Neue Unwortverwendungen

Verwässerung des Sprachschatzes.

Gelegentlich fällt es ja einem auf, order daß sich scheinbar neue Wörter im Sprachgebrauch anderer manifestieren. Das kann ein sehr erfreuliches Erlebnis sein, wenn jene andere damit endlich mal in die Dimension der zweisilbigen Wortgestaltung aufsteigen – aber manchmal ist es doch auch einfach nur noch unschön, wie die Leute dann ihre neuen Fundstücke benutzen.

Aktuellstes Beispiel bei mir ist da das Wort „dankbar“, welches sich in Studentenkreisen scheinbar wie ein Lauffeuer verbreitet. So hört man öfters davon, wie Kommilitonen von „dankbaren Vorlesungen“ reden, und damit meinen, daß das verwertbare und brauchbare Wissen, welches die Vorlesung vermittelt, (subjektiv) in guter Relation zum Arbeitsaufwand steht. Oder auch vom „dankbaren Übungsblatt“, welches man andernorts einfach als „einfach“ beschreiben würde, oder dessen Aufgaben die altbekannten „geschenkten Punkte“ sind.

Nun setzen wir uns einmal hin und schauen uns an, was da so mit dem Wort gemacht wird.

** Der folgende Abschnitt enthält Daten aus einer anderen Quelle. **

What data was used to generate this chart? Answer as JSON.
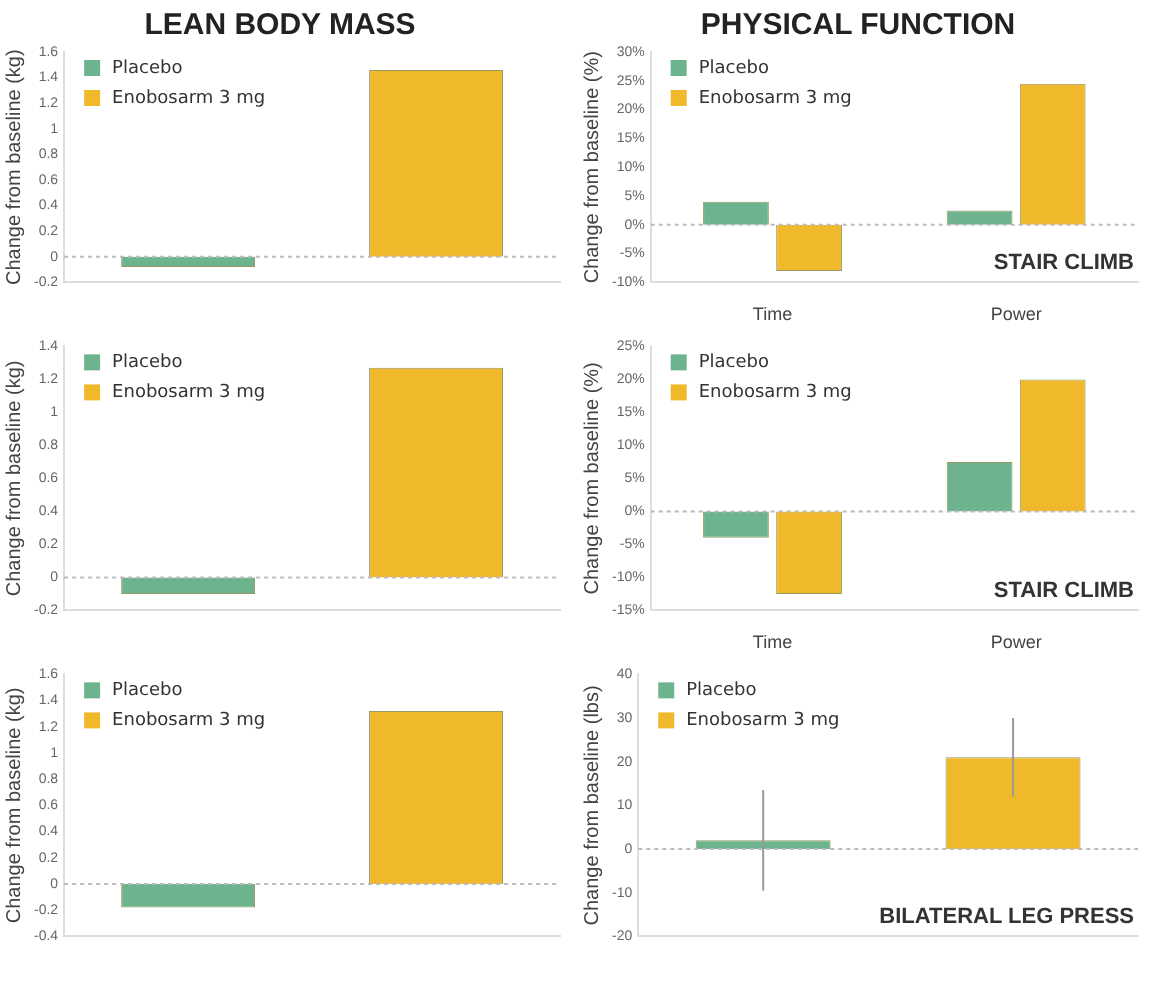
{
  "chart_data": [
    {
      "type": "bar",
      "title": "LEAN BODY MASS",
      "ylabel": "Change from baseline (kg)",
      "categories": [
        null,
        null
      ],
      "legend": "top left",
      "series": [
        {
          "name": "Placebo",
          "color": "#6db38e",
          "values": [
            -0.08,
            null
          ]
        },
        {
          "name": "Enobosarm 3 mg",
          "color": "#f0b92c",
          "values": [
            null,
            1.46
          ]
        }
      ],
      "ylim": [
        -0.2,
        1.6
      ],
      "yticks": [
        -0.2,
        0,
        0.2,
        0.4,
        0.6,
        0.8,
        1,
        1.2,
        1.4,
        1.6
      ]
    },
    {
      "type": "bar",
      "title": "PHYSICAL FUNCTION",
      "ylabel": "Change from baseline (%)",
      "categories": [
        "Time",
        "Power"
      ],
      "legend": "top left",
      "series": [
        {
          "name": "Placebo",
          "color": "#6db38e",
          "values": [
            4,
            2.5
          ]
        },
        {
          "name": "Enobosarm 3 mg",
          "color": "#f0b92c",
          "values": [
            -8,
            24.5
          ]
        }
      ],
      "ylim": [
        -10,
        30
      ],
      "yticks": [
        {
          "value": -10,
          "label": "-10%"
        },
        {
          "value": -5,
          "label": "-5%"
        },
        {
          "value": 0,
          "label": "0%"
        },
        {
          "value": 5,
          "label": "5%"
        },
        {
          "value": 10,
          "label": "10%"
        },
        {
          "value": 15,
          "label": "15%"
        },
        {
          "value": 20,
          "label": "20%"
        },
        {
          "value": 25,
          "label": "25%"
        },
        {
          "value": 30,
          "label": "30%"
        }
      ],
      "annotations": [
        "STAIR CLIMB"
      ]
    },
    {
      "type": "bar",
      "ylabel": "Change from baseline (kg)",
      "categories": [
        null,
        null
      ],
      "legend": "top left",
      "series": [
        {
          "name": "Placebo",
          "color": "#6db38e",
          "values": [
            -0.1,
            null
          ]
        },
        {
          "name": "Enobosarm 3 mg",
          "color": "#f0b92c",
          "values": [
            null,
            1.27
          ]
        }
      ],
      "ylim": [
        -0.2,
        1.4
      ],
      "yticks": [
        -0.2,
        0,
        0.2,
        0.4,
        0.6,
        0.8,
        1,
        1.2,
        1.4
      ]
    },
    {
      "type": "bar",
      "ylabel": "Change from baseline (%)",
      "categories": [
        "Time",
        "Power"
      ],
      "legend": "top left",
      "series": [
        {
          "name": "Placebo",
          "color": "#6db38e",
          "values": [
            -4,
            7.5
          ]
        },
        {
          "name": "Enobosarm 3 mg",
          "color": "#f0b92c",
          "values": [
            -12.5,
            20
          ]
        }
      ],
      "ylim": [
        -15,
        25
      ],
      "yticks": [
        {
          "value": -15,
          "label": "-15%"
        },
        {
          "value": -10,
          "label": "-10%"
        },
        {
          "value": -5,
          "label": "-5%"
        },
        {
          "value": 0,
          "label": "0%"
        },
        {
          "value": 5,
          "label": "5%"
        },
        {
          "value": 10,
          "label": "10%"
        },
        {
          "value": 15,
          "label": "15%"
        },
        {
          "value": 20,
          "label": "20%"
        },
        {
          "value": 25,
          "label": "25%"
        }
      ],
      "annotations": [
        "STAIR CLIMB"
      ]
    },
    {
      "type": "bar",
      "ylabel": "Change from baseline (kg)",
      "categories": [
        null,
        null
      ],
      "legend": "top left",
      "series": [
        {
          "name": "Placebo",
          "color": "#6db38e",
          "values": [
            -0.18,
            null
          ]
        },
        {
          "name": "Enobosarm 3 mg",
          "color": "#f0b92c",
          "values": [
            null,
            1.32
          ]
        }
      ],
      "ylim": [
        -0.4,
        1.6
      ],
      "yticks": [
        -0.4,
        -0.2,
        0,
        0.2,
        0.4,
        0.6,
        0.8,
        1,
        1.2,
        1.4,
        1.6
      ]
    },
    {
      "type": "bar",
      "ylabel": "Change from baseline (lbs)",
      "categories": [
        null,
        null
      ],
      "legend": "top left",
      "series": [
        {
          "name": "Placebo",
          "color": "#6db38e",
          "values": [
            2,
            null
          ],
          "errors": [
            11.5,
            null
          ]
        },
        {
          "name": "Enobosarm 3 mg",
          "color": "#f0b92c",
          "values": [
            null,
            21
          ],
          "errors": [
            null,
            9
          ]
        }
      ],
      "ylim": [
        -20,
        40
      ],
      "yticks": [
        -20,
        -10,
        0,
        10,
        20,
        30,
        40
      ],
      "annotations": [
        "BILATERAL LEG PRESS"
      ]
    }
  ]
}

Die Assoziation von „dankbar“ mit dem Kontext ist natürlich verständlich; man selber ist z.B. dem Professor dankbar, daß er seine Vorlesung so interessant bzw. lehrreich gestaltet. Aber wie kann eine Vorlesung dankbar sein – und warum überhaupt? Personifikation vorausgesetzt, warum zum Henker sollte eine Vorlesung dem Studenten, der sich freut, daß er recht wenig arbeiten muß dafür, sie zu verstehen, dankbar sein? Wäre die Vorlesung ein Mensch – eine Eigenschaft, die wir ihr gerade durch Personifikation aufzwingen – gäbe es doch keinen besonderen Grund für sie, dankbar zu sein.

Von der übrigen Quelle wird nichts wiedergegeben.